Мне грустно, потому что я тебя люблю,
И знаю: молодость цветущую твою
Не пощадит молвы коварное гоненье.
За каждый светлый день иль сладкое мгновенье
Слезами и тоской заплатишь ты судьбе.
Мне грустно… потому что весело тебе.
Это вздох музыки, это мелодия грусти, это кроткое страдание любви, последняя дань нежно и глубоко любимому предмету от растерзанного и смиренного бурею судьбы сердца! И какая удивительная простота в стихе! Здесь говорит одно чувство, которое так полно, что не требует поэтических образов для своего выражения; ему не нужно убранства, не нужно украшений, оно говорит само за себя, оно вполне высказалось бы и прозою…

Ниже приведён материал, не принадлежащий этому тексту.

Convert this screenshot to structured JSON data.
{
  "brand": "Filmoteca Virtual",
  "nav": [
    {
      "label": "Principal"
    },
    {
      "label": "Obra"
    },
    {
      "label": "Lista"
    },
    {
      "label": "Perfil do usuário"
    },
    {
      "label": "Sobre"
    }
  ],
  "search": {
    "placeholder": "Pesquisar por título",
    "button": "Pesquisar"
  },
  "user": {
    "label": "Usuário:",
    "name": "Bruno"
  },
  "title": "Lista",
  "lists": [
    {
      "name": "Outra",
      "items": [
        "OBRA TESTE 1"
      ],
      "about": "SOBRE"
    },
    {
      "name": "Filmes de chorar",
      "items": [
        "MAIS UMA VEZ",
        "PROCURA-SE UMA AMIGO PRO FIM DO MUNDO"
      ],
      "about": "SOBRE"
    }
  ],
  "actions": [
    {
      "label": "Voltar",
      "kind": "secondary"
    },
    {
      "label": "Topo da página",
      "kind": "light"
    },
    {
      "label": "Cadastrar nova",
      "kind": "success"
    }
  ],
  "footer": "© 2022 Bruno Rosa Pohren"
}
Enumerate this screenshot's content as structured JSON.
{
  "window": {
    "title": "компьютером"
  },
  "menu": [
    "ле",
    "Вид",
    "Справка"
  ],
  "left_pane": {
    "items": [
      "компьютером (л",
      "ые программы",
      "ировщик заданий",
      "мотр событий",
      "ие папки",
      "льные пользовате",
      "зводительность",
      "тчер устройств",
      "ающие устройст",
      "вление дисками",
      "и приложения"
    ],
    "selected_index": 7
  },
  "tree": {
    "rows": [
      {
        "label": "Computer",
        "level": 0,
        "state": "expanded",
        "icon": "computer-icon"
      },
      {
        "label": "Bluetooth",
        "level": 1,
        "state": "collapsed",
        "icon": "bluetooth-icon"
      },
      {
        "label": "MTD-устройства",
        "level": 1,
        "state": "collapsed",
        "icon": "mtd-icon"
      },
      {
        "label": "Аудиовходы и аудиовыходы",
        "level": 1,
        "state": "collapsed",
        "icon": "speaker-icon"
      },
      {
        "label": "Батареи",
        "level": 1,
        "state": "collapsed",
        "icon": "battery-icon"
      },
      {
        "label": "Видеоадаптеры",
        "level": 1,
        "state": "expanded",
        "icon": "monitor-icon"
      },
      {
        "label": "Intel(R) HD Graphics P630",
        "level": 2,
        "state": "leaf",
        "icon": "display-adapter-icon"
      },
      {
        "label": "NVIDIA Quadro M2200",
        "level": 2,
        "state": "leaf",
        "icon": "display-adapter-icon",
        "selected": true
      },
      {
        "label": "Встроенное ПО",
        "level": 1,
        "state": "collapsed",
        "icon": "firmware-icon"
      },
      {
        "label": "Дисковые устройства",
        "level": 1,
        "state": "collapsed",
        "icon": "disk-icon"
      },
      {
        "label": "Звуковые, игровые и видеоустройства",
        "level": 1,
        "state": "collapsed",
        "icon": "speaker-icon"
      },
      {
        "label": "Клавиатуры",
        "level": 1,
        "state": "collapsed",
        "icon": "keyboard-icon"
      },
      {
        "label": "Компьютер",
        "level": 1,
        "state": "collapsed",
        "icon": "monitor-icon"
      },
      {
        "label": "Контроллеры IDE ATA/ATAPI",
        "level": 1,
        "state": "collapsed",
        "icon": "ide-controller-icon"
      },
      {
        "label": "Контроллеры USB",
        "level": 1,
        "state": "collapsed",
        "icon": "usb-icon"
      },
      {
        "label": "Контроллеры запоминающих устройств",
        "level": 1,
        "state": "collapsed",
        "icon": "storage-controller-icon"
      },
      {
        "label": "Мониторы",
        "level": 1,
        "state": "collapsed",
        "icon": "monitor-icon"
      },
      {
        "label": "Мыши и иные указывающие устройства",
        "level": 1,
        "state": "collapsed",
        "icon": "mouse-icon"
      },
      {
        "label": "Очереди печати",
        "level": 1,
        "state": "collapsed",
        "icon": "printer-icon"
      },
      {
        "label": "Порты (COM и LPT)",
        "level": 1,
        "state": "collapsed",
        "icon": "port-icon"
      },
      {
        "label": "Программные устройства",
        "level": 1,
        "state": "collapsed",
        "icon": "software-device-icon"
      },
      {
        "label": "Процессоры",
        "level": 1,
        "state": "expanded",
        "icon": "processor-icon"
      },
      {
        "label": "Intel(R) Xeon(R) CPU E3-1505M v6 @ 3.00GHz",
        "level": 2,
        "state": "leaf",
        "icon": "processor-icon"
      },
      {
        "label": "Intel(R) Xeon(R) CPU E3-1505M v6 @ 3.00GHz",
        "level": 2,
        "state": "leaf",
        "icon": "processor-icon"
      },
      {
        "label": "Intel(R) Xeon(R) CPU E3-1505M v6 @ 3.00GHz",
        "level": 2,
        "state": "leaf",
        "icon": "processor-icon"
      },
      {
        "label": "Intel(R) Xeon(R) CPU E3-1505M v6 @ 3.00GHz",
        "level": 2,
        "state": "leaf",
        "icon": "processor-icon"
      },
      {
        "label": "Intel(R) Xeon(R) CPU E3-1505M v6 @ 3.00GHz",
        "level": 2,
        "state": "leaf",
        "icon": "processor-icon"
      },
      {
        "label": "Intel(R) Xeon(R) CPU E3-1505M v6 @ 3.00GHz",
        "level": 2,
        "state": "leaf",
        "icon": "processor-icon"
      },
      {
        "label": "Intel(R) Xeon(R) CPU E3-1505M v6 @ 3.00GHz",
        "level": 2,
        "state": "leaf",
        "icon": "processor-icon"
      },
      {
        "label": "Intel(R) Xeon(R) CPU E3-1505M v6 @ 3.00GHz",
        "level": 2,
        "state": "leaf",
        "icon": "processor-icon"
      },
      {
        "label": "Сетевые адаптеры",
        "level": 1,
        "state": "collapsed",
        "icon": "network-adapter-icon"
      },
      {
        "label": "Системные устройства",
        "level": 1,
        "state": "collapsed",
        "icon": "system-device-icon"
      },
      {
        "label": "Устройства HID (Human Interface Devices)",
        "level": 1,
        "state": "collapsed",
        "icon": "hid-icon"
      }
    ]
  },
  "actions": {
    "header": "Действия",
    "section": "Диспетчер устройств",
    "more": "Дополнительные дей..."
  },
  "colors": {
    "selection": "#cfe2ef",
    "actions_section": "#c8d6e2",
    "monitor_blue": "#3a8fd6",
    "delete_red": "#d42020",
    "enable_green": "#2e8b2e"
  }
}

За всё, за всё Тебя благодарю я:
За тайные мучения страстей,
За горечь слез, отраву поцелуя,
За месть врагов и клевету друзей;
За жар души, растраченный в пустыне,
За всё, чем я обманут в жизни был…
Устрой лишь так, чтобы Тебя отныне
Недолго я еще благодарил.
Какая мысль скрывается в этой грустной «благодарности», в этом сарказме обманутого чувством и жизнию сердца? Все хорошо: и тайные мучения страстей, и горечь слез, и все обманы жизни; но еще лучше, когда их нет, хотя без них и нет ничего, что просит душа, чем живет она, что нужно ей, как масло для лампады!.. Это утомление чувством; сердце просит покоя и отдыха, хотя и не может жить без волнения и движения… В pendant[12] к этой пьесе может идти новое стихотворение Лермонтова, «Завещание», напечатанное в этой книжке «Отечественных записок»: это похоронная песнь жизни и всем ее обольщениям, тем более ужасная, что ее голос не глухой и не громкий, а холодно спокойный; выражение не горит и не сверкает образами, но небрежно и прозаично… Мысль этой пьесы: и худое и хорошее – все равно; сделать лучше не в нашей воле, и потому пусть идет себе как оно хочет… Это уж даже и не сарказм, не ирония и не жалоба: не на что сердиться, не на что жаловаться, – все равно! Отца и мать жаль огорчить… Возле них есть соседка – она не спросит о нем, но нечего жалеть пустого сердца – пусть поплачет: ведь это ей нипочем! Страшно!.. Но поэзия есть сама действительность, и потому она должна быть неумолима и беспощадна, где дело идет о том, что есть или что бывает… А человеку необходимо должно перейти и через это состояние духа. В музыке гармония условливается диссонансом, в духе – блаженство условливается страданием, избыток чувства сухостию чувства, любовь ненавистию, сильная жизненность отсутствием жизни: это такие крайности, которые всегда живут вместе, в одном сердце. Кто не печалился и не плакал, тот и не возрадуется, кто не болел, тот и не выздоровеет, кто не умирал заживо, тот и не восстанет… Жалейте поэта или, лучше, самих себя: ибо, показав вам раны своей души, он показал вам ваши собственные раны; но не отчаивайтесь ни за поэта, ни за человека: в том и другом бурю сменяет вёдро, безотрадность – надежда….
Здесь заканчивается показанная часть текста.